Ireneusz Kuligowski mówił o kierunkach rozwoju gospodarki morskiej w Polsce. Celem wprowadzenia II Rejestru w Polsce jest odnowa przemysłu morskiego. Obecnie nie mamy tonażu, nie produkujemy niczego co może mieć znaczny udział w PKB. Nie istnieje konkretna definicja przemysłu morskiego. Poza granicami kraju przemysł morski reorganizuje się. Odchodzenie od firm rodzinnych. Polska musi dostosować się do nowego środowiska, musimy mieć świadomość jak działają otwarte rejestry. Tonaż pod konkretną banderą to prawo do głosu na arenie międzynarodowej(głos należy do krajów ściśle współpracujących).Nie ma już szans na powrót do czasów wielkich polskich liniowców. Powrót armatorów pod polską barierę nie może być celem samym w sobie. Tworzenie nowych organizacji żeglugowych nie wymaga wielkich aktywów. Należy skoncentrować się na tworzeniu firm zarządzających polską gospodarką morską, przyciąganiu najlepszych managerów.
Przedstawiciel Stowarzyszenia Kapitanów Żeglugi Wielkiej zwrócił uwagę na fakt braku woli rządu odnośnie załatwienia kwestii II Rejestru. Dwa projekty II Rejestru złożone 14 lat temu zostały odrzucone przez rząd. W pierwszej połowie XXI w. powrót statków pod polską banderę nie jest już kwestią sentymentu tylko konkretnych korzyści finansowych. Utworzenie w naszym kraju Centrum zarządzania statkami pozwoliłoby na lepsze reprezentowanie interesów polskich armatorów.

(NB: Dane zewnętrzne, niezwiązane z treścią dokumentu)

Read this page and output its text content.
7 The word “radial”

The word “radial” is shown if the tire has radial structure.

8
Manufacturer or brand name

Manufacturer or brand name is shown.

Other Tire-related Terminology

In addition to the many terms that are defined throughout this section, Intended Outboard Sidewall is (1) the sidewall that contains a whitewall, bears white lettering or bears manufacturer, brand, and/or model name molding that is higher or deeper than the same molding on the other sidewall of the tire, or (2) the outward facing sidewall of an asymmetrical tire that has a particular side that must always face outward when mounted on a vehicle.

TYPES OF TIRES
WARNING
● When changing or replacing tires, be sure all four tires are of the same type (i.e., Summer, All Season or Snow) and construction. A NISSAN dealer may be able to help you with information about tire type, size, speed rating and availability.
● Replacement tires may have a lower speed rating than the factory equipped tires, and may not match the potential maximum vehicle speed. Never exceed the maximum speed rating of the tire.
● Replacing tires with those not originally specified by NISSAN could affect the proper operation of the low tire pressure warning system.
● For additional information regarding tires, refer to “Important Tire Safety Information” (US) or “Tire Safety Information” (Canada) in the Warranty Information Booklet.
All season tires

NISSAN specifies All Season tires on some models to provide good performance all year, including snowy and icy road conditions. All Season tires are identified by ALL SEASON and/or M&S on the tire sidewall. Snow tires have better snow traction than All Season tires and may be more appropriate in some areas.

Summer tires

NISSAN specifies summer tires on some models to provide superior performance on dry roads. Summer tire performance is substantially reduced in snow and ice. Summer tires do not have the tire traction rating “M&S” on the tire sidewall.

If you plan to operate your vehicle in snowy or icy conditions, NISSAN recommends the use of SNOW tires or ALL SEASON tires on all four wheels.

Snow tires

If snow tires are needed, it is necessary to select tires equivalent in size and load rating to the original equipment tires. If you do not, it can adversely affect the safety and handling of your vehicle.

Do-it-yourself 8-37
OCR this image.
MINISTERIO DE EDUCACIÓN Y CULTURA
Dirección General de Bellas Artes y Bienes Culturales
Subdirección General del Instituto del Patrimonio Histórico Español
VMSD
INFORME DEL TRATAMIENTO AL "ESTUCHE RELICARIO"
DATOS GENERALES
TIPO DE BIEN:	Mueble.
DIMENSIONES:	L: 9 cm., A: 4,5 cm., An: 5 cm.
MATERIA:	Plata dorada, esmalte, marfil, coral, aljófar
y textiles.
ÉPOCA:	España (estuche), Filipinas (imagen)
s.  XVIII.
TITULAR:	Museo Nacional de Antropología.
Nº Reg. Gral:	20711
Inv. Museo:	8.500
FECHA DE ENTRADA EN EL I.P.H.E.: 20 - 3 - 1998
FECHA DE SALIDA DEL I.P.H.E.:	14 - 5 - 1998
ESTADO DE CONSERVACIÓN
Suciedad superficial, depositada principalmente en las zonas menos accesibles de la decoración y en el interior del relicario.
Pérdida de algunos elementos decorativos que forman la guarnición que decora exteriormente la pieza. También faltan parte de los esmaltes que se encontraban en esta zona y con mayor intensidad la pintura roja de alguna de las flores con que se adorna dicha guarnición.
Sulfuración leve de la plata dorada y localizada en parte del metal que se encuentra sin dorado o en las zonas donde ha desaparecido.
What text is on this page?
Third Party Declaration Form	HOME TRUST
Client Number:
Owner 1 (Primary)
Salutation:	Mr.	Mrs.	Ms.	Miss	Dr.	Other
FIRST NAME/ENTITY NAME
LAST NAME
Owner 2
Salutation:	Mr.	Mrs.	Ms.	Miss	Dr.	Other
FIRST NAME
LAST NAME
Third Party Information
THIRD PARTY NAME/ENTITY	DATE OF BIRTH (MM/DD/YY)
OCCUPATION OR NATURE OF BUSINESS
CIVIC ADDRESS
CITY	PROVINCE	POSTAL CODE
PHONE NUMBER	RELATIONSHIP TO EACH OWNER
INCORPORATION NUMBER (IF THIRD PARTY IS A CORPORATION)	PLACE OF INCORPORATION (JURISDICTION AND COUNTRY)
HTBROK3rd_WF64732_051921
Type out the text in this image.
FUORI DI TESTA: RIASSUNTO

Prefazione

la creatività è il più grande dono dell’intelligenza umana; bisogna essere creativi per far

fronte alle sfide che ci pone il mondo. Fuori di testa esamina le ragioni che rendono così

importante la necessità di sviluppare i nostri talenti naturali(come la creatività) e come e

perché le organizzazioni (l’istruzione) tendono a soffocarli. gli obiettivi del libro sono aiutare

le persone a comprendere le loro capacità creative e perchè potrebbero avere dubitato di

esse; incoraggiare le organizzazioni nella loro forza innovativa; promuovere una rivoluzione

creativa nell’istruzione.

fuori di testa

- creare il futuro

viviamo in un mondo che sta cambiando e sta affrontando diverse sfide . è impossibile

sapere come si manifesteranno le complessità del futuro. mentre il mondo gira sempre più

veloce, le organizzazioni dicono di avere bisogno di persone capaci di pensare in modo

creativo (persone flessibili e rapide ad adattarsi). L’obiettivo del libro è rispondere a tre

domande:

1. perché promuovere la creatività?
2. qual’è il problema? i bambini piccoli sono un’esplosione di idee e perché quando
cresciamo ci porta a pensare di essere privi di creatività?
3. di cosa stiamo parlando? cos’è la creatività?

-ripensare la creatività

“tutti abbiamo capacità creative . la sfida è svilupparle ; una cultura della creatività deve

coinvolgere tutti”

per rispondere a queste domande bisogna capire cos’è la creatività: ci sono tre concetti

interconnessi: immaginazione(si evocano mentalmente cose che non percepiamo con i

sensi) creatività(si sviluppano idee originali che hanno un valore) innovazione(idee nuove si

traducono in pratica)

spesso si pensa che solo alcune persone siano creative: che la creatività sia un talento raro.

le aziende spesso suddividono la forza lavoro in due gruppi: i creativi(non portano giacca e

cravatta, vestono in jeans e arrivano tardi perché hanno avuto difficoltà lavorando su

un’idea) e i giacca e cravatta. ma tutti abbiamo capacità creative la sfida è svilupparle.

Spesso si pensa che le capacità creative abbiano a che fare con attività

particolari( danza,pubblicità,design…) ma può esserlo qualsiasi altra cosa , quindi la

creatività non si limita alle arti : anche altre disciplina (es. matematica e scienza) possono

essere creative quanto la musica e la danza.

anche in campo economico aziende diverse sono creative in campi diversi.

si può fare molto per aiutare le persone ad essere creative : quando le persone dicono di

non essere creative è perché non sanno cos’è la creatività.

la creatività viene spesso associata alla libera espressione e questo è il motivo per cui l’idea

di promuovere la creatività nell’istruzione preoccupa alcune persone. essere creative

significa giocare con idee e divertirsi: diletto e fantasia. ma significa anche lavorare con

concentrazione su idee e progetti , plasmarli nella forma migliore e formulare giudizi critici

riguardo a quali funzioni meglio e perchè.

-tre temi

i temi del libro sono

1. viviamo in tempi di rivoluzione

Reprezentant służby celnej mówił o poprawie konkurencyjności polskich portów. W ostatnich miesiącach przyjęto nową strategię działania obliczoną na potrzeby przedsiębiorcy. Nową kwestią są programy zarządzania relacjami z klientem. Najważniejszym zadaniem, które wyznaczyła sobie służba celna względem portów jest „pakiet portu 24”. Pakiet jest elementem czwartej ustawy „o ułatwianiu działalności gospodarczej”. Zaproponowano rozwiązanie mające skoordynować pracę wszystkich służb granicznych w portach morskich. Wszystkie działania będące częścią procesu odprawy granicznej mają się zakończyć w ciągu 24h. W przypadku gdy towar nie będzie podlegał ograniczeniom z tytułów weterynaryjnego czy sanitarnego, odprawy mają przebiegać w czasie poniżej 24h. Nim statek wpłynie do portu służba celna może przyjąć deklaracje celne, sprecyzować gdzie występuje ryzyko, przygotować dokumentację w oczekiwaniu na towar. Wszystkie deklaracje celne (import, eksport i tranzyt) mają odbywać się elektrycznie. We Francji tylko 60% zgłoszeń jest obsługiwanych w tej formie. W przyszłym roku zostaną zaprezentowane zupełnie nowe systemy informatyczne, które usprawnią cały proces, umożliwią wymianę danych elektronicznych między instytucjami. Podobne rozwiązanie funkcjonuje już w Szczecinie i częściowo w Gdańsku. Służbę celną wyznaczono koordynatorem przedsięwzięcia. Kilka dni temu zakończono prace na poziomie komisji sejmowej. Rok 2015 jest sugerowaną datą wprowadzenia w życie nowych rozwiązań.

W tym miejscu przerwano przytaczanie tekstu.